El rol del adulto: presencia antes que corrección.
Hay algo clave que suele pasar desapercibido: el niño no solo percibe lo que se le dice, percibe cómo el adulto se vincula con su propia expresión.
Si el adulto dejó de dibujar, si se compara, si se corrige en exceso, si evita el trazo…
Eso se transmite, incluso sin palabras. El ejemplo siempre pesa más que la consigna.
Y volviendo a la anécdota de mi hija —que no quería dibujar conmigo porque, según ella, yo lo hacía mejor— hay algo casi entrañable en esa escena: no sé si lo hago mejor y de hecho, poco importa.
Porque lo que mi hija todavía no sabe, es que yo no soy necesariamente una adulta que dibuja bien. Sino una adulta que siguió dibujando.
Y eso es lo que quiero y puedo enseñarle. Ni talento, ni técnica... Juego y persistencia. La importancia de nunca jamás abandonar el trazo.
Dibujar para conectar, no para producir.
Volver al trazo, en Yabe, es recuperar el dibujo como lenguaje visual, espacio de encuentro y juego compartido.
Dibujar juntos no es enseñar a dibujar mejor, ni corregir, o mostrar cómo se hace “bien”. Es habitar un espacio horizontal, donde el trazo no se evalúa y creamos para conectar.
Dibujar en familia como práctica de percepción.
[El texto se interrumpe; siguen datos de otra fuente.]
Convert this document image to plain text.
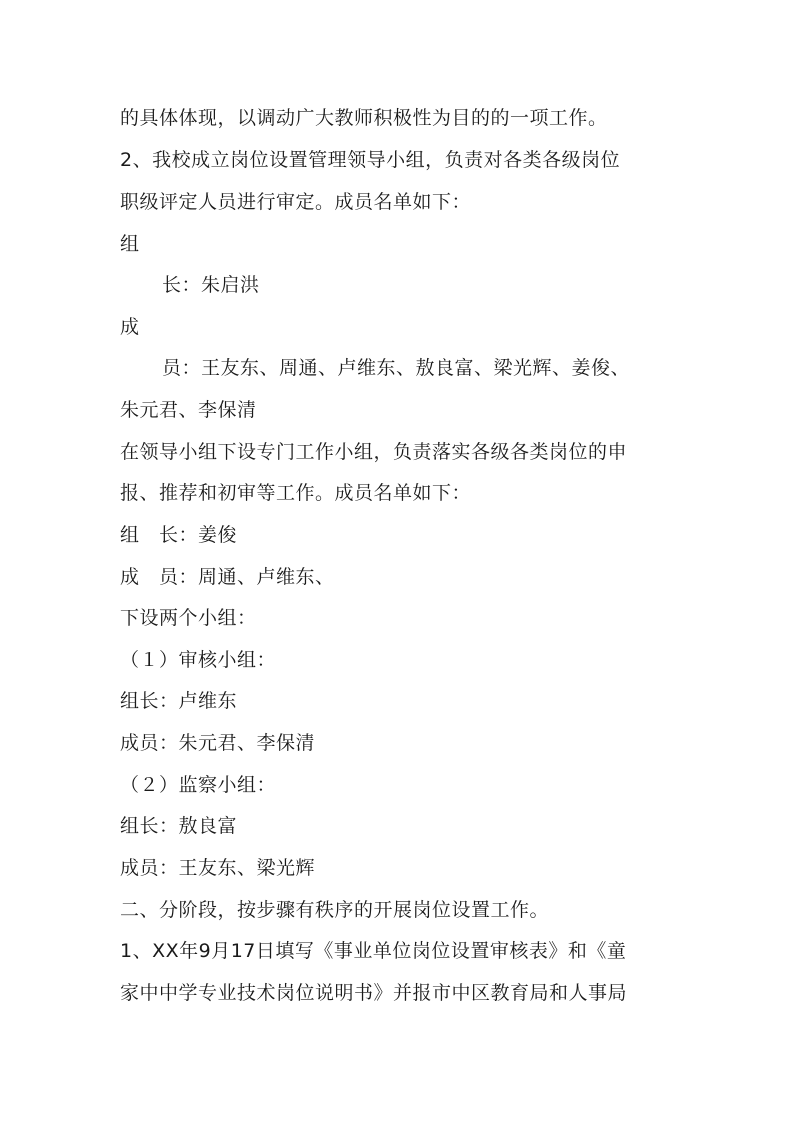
的具体体现，以调动广大教师积极性为目的的一项工作。
2、我校成立岗位设置管理领导小组，负责对各类各级岗位
职级评定人员进行审定。成员名单如下：
组
长：朱启洪
成
员：王友东、周通、卢维东、敖良富、梁光辉、姜俊、
朱元君、李保清
在领导小组下设专门工作小组，负责落实各级各类岗位的申
报、推荐和初审等工作。成员名单如下：
组　长：姜俊
成　员：周通、卢维东、
下设两个小组：
（１）审核小组：
组长：卢维东
成员：朱元君、李保清
（２）监察小组：
组长：敖良富
成员：王友东、梁光辉
二、分阶段，按步骤有秩序的开展岗位设置工作。
1、XX年9月17日填写《事业单位岗位设置审核表》和《童
家中中学专业技术岗位说明书》并报市中区教育局和人事局
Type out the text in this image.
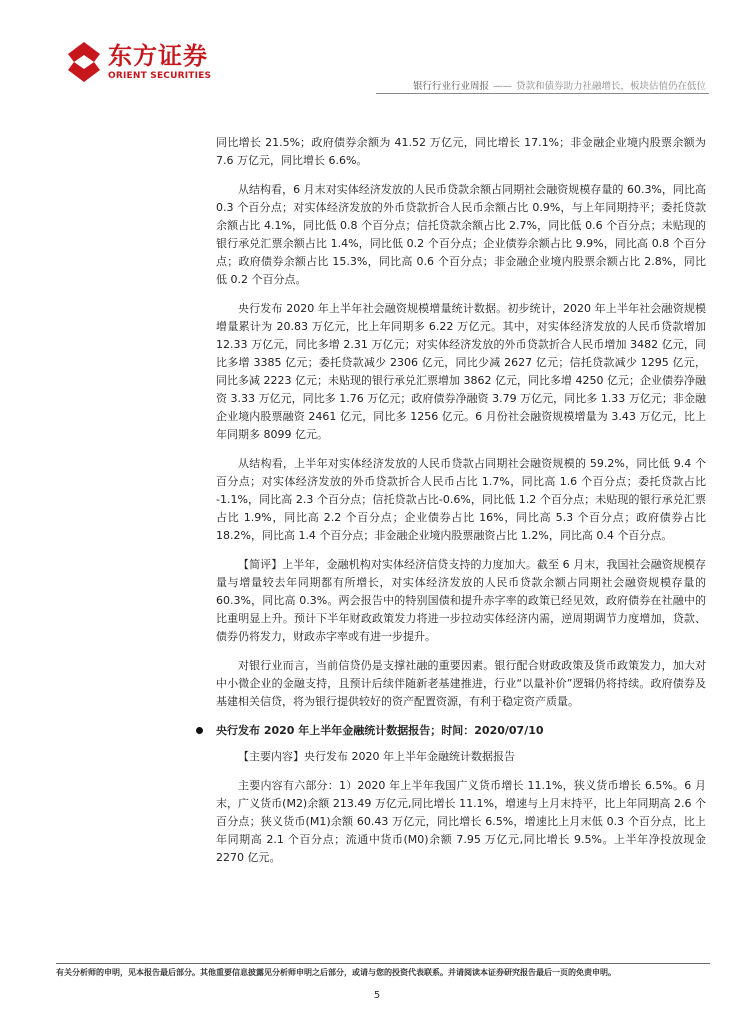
东方证券
ORIENT SECURITIES
银行行业行业周报 —— 贷款和债券助力社融增长，板块估值仍在低位

同比增长 21.5%；政府债券余额为 41.52 万亿元，同比增长 17.1%；非金融企业境内股票余额为 7.6 万亿元，同比增长 6.6%。

从结构看，6 月末对实体经济发放的人民币贷款余额占同期社会融资规模存量的 60.3%，同比高 0.3 个百分点；对实体经济发放的外币贷款折合人民币余额占比 0.9%，与上年同期持平；委托贷款余额占比 4.1%，同比低 0.8 个百分点；信托贷款余额占比 2.7%，同比低 0.6 个百分点；未贴现的银行承兑汇票余额占比 1.4%，同比低 0.2 个百分点；企业债券余额占比 9.9%，同比高 0.8 个百分点；政府债券余额占比 15.3%，同比高 0.6 个百分点；非金融企业境内股票余额占比 2.8%，同比低 0.2 个百分点。

央行发布 2020 年上半年社会融资规模增量统计数据。初步统计，2020 年上半年社会融资规模增量累计为 20.83 万亿元，比上年同期多 6.22 万亿元。其中，对实体经济发放的人民币贷款增加 12.33 万亿元，同比多增 2.31 万亿元；对实体经济发放的外币贷款折合人民币增加 3482 亿元，同比多增 3385 亿元；委托贷款减少 2306 亿元，同比少减 2627 亿元；信托贷款减少 1295 亿元，同比多减 2223 亿元；未贴现的银行承兑汇票增加 3862 亿元，同比多增 4250 亿元；企业债券净融资 3.33 万亿元，同比多 1.76 万亿元；政府债券净融资 3.79 万亿元，同比多 1.33 万亿元；非金融企业境内股票融资 2461 亿元，同比多 1256 亿元。6 月份社会融资规模增量为 3.43 万亿元，比上年同期多 8099 亿元。

从结构看，上半年对实体经济发放的人民币贷款占同期社会融资规模的 59.2%，同比低 9.4 个百分点；对实体经济发放的外币贷款折合人民币占比 1.7%，同比高 1.6 个百分点；委托贷款占比 -1.1%，同比高 2.3 个百分点；信托贷款占比-0.6%，同比低 1.2 个百分点；未贴现的银行承兑汇票占比 1.9%，同比高 2.2 个百分点；企业债券占比 16%，同比高 5.3 个百分点；政府债券占比 18.2%，同比高 1.4 个百分点；非金融企业境内股票融资占比 1.2%，同比高 0.4 个百分点。

【简评】上半年，金融机构对实体经济信贷支持的力度加大。截至 6 月末，我国社会融资规模存量与增量较去年同期都有所增长，对实体经济发放的人民币贷款余额占同期社会融资规模存量的 60.3%，同比高 0.3%。两会报告中的特别国债和提升赤字率的政策已经见效，政府债券在社融中的比重明显上升。预计下半年财政政策发力将进一步拉动实体经济内需，逆周期调节力度增加，贷款、债券仍将发力，财政赤字率或有进一步提升。

对银行业而言，当前信贷仍是支撑社融的重要因素。银行配合财政政策及货币政策发力，加大对中小微企业的金融支持，且预计后续伴随新老基建推进，行业“以量补价”逻辑仍将持续。政府债券及基建相关信贷，将为银行提供较好的资产配置资源，有利于稳定资产质量。

央行发布 2020 年上半年金融统计数据报告；时间：2020/07/10

【主要内容】央行发布 2020 年上半年金融统计数据报告

主要内容有六部分：1）2020 年上半年我国广义货币增长 11.1%，狭义货币增长 6.5%。6 月末，广义货币(M2)余额 213.49 万亿元,同比增长 11.1%，增速与上月末持平，比上年同期高 2.6 个百分点；狭义货币(M1)余额 60.43 万亿元，同比增长 6.5%，增速比上月末低 0.3 个百分点，比上年同期高 2.1 个百分点；流通中货币(M0)余额 7.95 万亿元,同比增长 9.5%。上半年净投放现金 2270 亿元。

有关分析师的申明，见本报告最后部分。其他重要信息披露见分析师申明之后部分，或请与您的投资代表联系。并请阅读本证券研究报告最后一页的免责申明。
5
Te invito a dibujar en familia sin consignas rígidas, ni objetivos productivos, para habilitar:
– Un lenguaje visual compartido.
– Un espacio sin jerarquías.
– Memoria emocional.
– Presencia real.
– Regulación del sistema nervioso.
Cuando el movimiento es libre y no evaluado, algo se acomoda. La neurociencia muestra que el movimiento manual activa redes profundas de integración. El trazo no es solo gráfico: es corporal. Cuando dibujamos, el cuerpo piensa, siente sin presión y se abre.
Volver al trazo no es retroceder... No se trata de “volver a ser niños”. Sino de recuperar una relación más sana con la expresión y acompañar a aquellos que cuidamos en una educación creativa real. Una que no enseña con consignas, sino con presencia.
Porque acompañar esta etapa no es solo sostener el proceso del niño. Es animarnos a mirar nuestro propio bloqueo, reconocer cuando nos comparamos, dejamos de jugar y abandonamos el gesto. Es una gran oportunidad de revisar nuestra propia relación con la comparación y tal vez, también, volver al trazo.